Ribuan Ojol Mogok Massal di Jakarta, Tuntut Potongan Aplikasi Dikurangi
Jakarta, 20/05/2025 — Ribuan pengemudi ojek online (ojol) memadati kawasan Monas dan Jalan Medan Merdeka pada Senin pagi dalam aksi unjuk rasa besar-besaran. Aksi yang dikenal sebagai “Aksi 205” ini digelar sebagai bentuk protes terhadap tingginya potongan dari perusahaan aplikasi yang dinilai semakin membebani penghasilan pengemudi.
Sejak pukul 08.00 WIB, ribuan pengemudi dari Jakarta dan sekitarnya berdatangan dengan mengenakan jaket khas hijau dan biru. Mereka berkumpul di depan gerbang Monas, membawa spanduk berisi tuntutan, serta mematikan aplikasi masing-masing sebagai bentuk mogok massal.
Dalam orasinya, para pengemudi menyuarakan tiga tuntutan utama: penurunan potongan aplikasi yang dinilai terlalu tinggi, perlindungan hukum bagi pengemudi, serta penyesuaian tarif dasar yang lebih layak. Mereka juga meminta agar pemerintah turun tangan mengawasi praktik aplikator yang dianggap tidak adil terhadap mitra pengemudi.
“Potongan aplikasi sekarang bisa sampai 30 persen. Kami kerja dari pagi sampai malam, tapi penghasilan bersih makin kecil. Kami cuma ingin keadilan,” ujar Rizal, salah satu pengemudi ojol yang ikut aksi dari kawasan Ciputat.
Aksi ini menyebabkan arus lalu lintas di sekitar Monas dan Jalan Thamrin tersendat. Pihak kepolisian pun menutup beberapa ruas jalan dan mengerahkan ratusan personel untuk mengamankan jalannya demonstrasi agar tetap kondusif.
Layanan transportasi dan pengantaran makanan daring di wilayah Jakarta sempat terganggu. Banyak pengguna aplikasi yang mengeluhkan sulitnya mendapatkan pengemudi selama pagi hingga siang hari.

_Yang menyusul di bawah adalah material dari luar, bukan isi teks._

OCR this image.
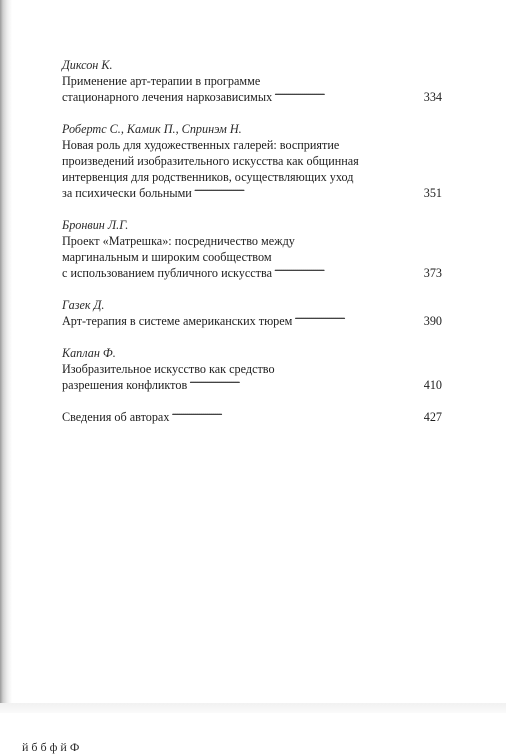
Диксон К.
Применение арт-терапии в программе
стационарного лечения наркозависимых . . .	334
Робертс С., Камик П., Спринэм Н.
Новая роль для художественных галерей: восприятие
произведений изобразительного искусства как общинная
интервенция для родственников, осуществляющих уход
за психически больными . . .	351
Бронвин Л.Г.
Проект «Матрешка»: посредничество между
маргинальным и широким сообществом
с использованием публичного искусства . . .	373
Газек Д.
Арт-терапия в системе американских тюрем . . .	390
Каплан Ф.
Изобразительное искусство как средство
разрешения конфликтов . . .	410
Сведения об авторах . . .	427
й б б ф й Ф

Di sisi lain, aksi ini memunculkan respons dari masyarakat. Sebagian warga mendukung perjuangan para pengemudi, mengingat peran mereka yang vital dalam kehidupan urban. Namun, tidak sedikit pula yang terdampak karena terganggunya layanan harian.

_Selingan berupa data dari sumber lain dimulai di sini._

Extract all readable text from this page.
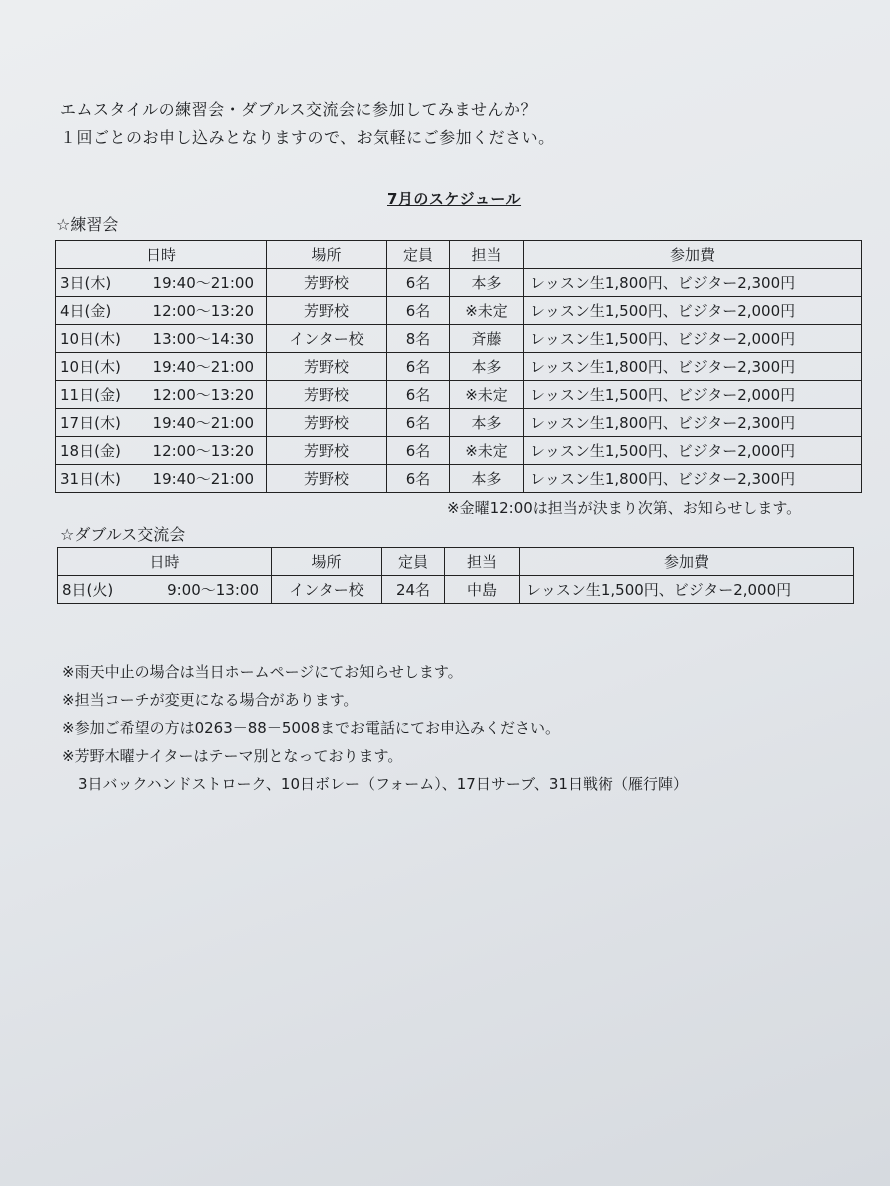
エムスタイルの練習会・ダブルス交流会に参加してみませんか？
１回ごとのお申し込みとなりますので、お気軽にご参加ください。
7月のスケジュール
☆練習会
日時	場所	定員	担当	参加費

3日(木) 19:40～21:00	芳野校	6名	本多	レッスン生1,800円、ビジター2,300円

4日(金) 12:00～13:20	芳野校	6名	※未定	レッスン生1,500円、ビジター2,000円

10日(木) 13:00～14:30	インター校	8名	斉藤	レッスン生1,500円、ビジター2,000円

10日(木) 19:40～21:00	芳野校	6名	本多	レッスン生1,800円、ビジター2,300円

11日(金) 12:00～13:20	芳野校	6名	※未定	レッスン生1,500円、ビジター2,000円

17日(木) 19:40～21:00	芳野校	6名	本多	レッスン生1,800円、ビジター2,300円

18日(金) 12:00～13:20	芳野校	6名	※未定	レッスン生1,500円、ビジター2,000円

31日(木) 19:40～21:00	芳野校	6名	本多	レッスン生1,800円、ビジター2,300円
※金曜12:00は担当が決まり次第、お知らせします。
☆ダブルス交流会
日時	場所	定員	担当	参加費

8日(火) 9:00～13:00	インター校	24名	中島	レッスン生1,500円、ビジター2,000円
※雨天中止の場合は当日ホームページにてお知らせします。
※担当コーチが変更になる場合があります。
※参加ご希望の方は0263－88－5008までお電話にてお申込みください。
※芳野木曜ナイターはテーマ別となっております。
3日バックハンドストローク、10日ボレー（フォーム）、17日サーブ、31日戦術（雁行陣）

Pemerintah Provinsi DKI Jakarta belum memberikan pernyataan resmi terkait tuntutan para pengemudi, namun Kementerian Perhubungan sebelumnya menyatakan akan membuka ruang dialog antara pengemudi dan perusahaan aplikasi.
Hingga siang hari, massa aksi masih bertahan di sekitar Monas dengan tertib. Tidak ada laporan bentrokan atau insiden serius. Para pengemudi menyatakan akan terus menuntut hak-hak mereka hingga mendapat tanggapan konkret dari aplikator maupun pemerintah.
Aksi 205 ini menjadi salah satu unjuk rasa terbesar dari kalangan pengemudi daring dalam beberapa tahun terakhir. Para pengemudi berharap suara mereka bisa menjadi pengingat bahwa kemajuan teknologi harus tetap berpihak pada keadilan dan kesejahteraan pekerja.